Friday, January 29, 2010

Zion

I just looked at pictures taken at Zion National Park today that featured Rob, Grandma Elwyn, Uncle Marty and Aunt Joan (the photographer). The jagged red rocks are lightly coated with snow and clouds. They reach up with abandon as if the river below them were a world away.

Enter Dietrich, for whom bedtime seems a world away (though not for his parents who see it is nearing 8 pm). He is singing and tapping on the dishwasher (at my knees): "Sunrise on the iceberg, all day long, until the moon comes up, Sunrise on the iceberg, all day long and then night comes and then the moon shows up - a dun dun dun - Sunrise on the iceberg all day all day long boom boom!" He goes on (and is now singing in the bathroom upstairs to Elliott and Ryan): "Airplane full of food, don't know what this was, it's a cardboard plane. An airplane full of food, it's an airplane full of food with nothing in it. Well I don't know why it's an airplane full of food, but I don't know why, Airplane full of food.".

Back to what I was saying about those mountains? Well, how can I top a sunrise all day long and an airplane full of food (is there any food on airplanes anymore?).

The mountains...one picture is of Rob by the muscley tree where Ryan and I had our engagement picture taken during a Utah trip with Joan and Marty in 2003. The tree looks just as strong now as it did then. It's lowest branch reaches out before going straight up like it is flexing its bicep to the mountains above. I was reading about famous Wisconsin trees and there is folklore that the trees with abrupt bends in their lower branches were shaped that way by native Americans and settlers to mark a trail. The limbs were pulled down when young and as they grew made an 'L' shape. Rob stands stoically by the tree, though I'm sure the day's hiking had plenty of laughter. Marty struck a "Carol" pose on a rock (did Rob let him get there first?) and I'm sure Joan recounted the hostess, Joy, who pretended there were no tables available. We had been hiking most of the day. It was almost two p.m., no tables, really? Joan somehow got past Joy and found us a table. How we were overJoyed-jokes followed for the rest of the day.
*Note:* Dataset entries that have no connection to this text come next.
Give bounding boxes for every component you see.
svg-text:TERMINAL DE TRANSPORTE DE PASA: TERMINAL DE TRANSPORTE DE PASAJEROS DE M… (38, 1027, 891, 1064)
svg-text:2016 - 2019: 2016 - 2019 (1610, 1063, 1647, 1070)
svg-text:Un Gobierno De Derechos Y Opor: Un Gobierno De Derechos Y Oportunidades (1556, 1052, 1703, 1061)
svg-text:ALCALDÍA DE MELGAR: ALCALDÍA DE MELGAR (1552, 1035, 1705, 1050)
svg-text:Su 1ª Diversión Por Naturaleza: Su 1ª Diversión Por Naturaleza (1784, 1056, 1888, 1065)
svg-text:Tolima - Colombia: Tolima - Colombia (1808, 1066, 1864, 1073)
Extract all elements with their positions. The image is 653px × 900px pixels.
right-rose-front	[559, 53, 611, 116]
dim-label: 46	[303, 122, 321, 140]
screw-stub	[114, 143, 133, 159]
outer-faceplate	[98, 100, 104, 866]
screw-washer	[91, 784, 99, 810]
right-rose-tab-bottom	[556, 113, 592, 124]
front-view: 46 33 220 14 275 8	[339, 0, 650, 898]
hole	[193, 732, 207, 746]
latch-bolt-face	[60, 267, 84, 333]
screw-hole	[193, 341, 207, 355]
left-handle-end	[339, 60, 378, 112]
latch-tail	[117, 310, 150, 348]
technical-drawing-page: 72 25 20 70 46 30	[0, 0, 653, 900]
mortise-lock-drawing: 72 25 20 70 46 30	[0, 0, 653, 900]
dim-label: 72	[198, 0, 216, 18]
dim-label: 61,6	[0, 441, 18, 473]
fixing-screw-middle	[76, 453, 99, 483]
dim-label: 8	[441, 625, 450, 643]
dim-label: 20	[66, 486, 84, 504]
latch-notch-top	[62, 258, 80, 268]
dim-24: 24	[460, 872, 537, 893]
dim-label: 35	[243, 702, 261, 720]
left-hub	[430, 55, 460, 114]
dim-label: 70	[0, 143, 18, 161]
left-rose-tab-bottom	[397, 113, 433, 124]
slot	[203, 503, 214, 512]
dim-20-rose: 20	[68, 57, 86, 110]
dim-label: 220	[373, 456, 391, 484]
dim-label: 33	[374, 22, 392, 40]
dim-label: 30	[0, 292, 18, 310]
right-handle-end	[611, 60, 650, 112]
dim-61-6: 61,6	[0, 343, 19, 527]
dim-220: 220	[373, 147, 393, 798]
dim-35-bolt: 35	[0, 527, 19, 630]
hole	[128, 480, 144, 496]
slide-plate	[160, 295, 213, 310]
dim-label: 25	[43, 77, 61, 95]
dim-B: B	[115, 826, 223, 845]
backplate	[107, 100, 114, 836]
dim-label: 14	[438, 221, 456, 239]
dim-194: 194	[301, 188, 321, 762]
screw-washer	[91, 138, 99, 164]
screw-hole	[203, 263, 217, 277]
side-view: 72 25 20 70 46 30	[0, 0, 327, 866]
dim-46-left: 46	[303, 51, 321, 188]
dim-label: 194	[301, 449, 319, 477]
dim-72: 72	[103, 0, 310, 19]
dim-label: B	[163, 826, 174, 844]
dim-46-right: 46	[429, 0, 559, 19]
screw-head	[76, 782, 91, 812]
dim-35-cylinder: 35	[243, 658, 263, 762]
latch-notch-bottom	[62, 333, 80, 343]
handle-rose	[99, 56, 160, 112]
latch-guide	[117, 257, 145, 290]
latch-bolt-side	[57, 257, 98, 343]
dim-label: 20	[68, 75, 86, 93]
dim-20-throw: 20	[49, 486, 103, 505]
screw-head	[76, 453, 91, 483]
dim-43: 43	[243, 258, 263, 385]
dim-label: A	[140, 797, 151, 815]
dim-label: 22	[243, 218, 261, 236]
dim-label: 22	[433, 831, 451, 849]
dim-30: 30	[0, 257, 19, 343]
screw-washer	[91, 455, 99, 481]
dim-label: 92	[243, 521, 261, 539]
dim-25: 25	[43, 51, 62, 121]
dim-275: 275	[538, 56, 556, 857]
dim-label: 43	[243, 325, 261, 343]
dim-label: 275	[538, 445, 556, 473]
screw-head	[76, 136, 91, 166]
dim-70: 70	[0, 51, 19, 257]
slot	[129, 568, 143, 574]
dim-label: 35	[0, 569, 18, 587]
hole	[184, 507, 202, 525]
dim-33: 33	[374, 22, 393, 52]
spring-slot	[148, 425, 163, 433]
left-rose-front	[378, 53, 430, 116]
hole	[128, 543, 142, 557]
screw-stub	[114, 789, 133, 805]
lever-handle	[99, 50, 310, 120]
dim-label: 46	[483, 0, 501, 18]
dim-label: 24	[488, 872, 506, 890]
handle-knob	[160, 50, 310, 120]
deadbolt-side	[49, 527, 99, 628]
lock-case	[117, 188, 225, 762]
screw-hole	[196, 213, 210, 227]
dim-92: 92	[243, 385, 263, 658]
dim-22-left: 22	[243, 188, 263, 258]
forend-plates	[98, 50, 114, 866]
Grandma Elwyn looks especially relaxed in the pictures. When I told my Grandparents I would be making my first trip to the Rockies in the spring of 1994 I remember Grandma's face lighting up. "I just love the Rockies," she'd said. It had never dawned on me that someone who had lived in Wisconsin the whole time I knew her could have a fondness for another place. I brought her back a candle that she still has on a window sill. But tomorrow she comes back to Wisconsin. Her time in the Rockies this year has rejuvenated her and given her a new lease on life. I can imagine it will be hard to leave the desert where flowers are blooming and grass keeps living through the winter. Back here the snow has turned to rocky ice. Yesterday my eyeballs were cold. Not even in Northfield have I experienced that. But maybe Grandma will bring back with her some of the awe of the red cliffs of Zion and some of the tenaciousness of the desert. And soon, or at least in three months, it will be spring.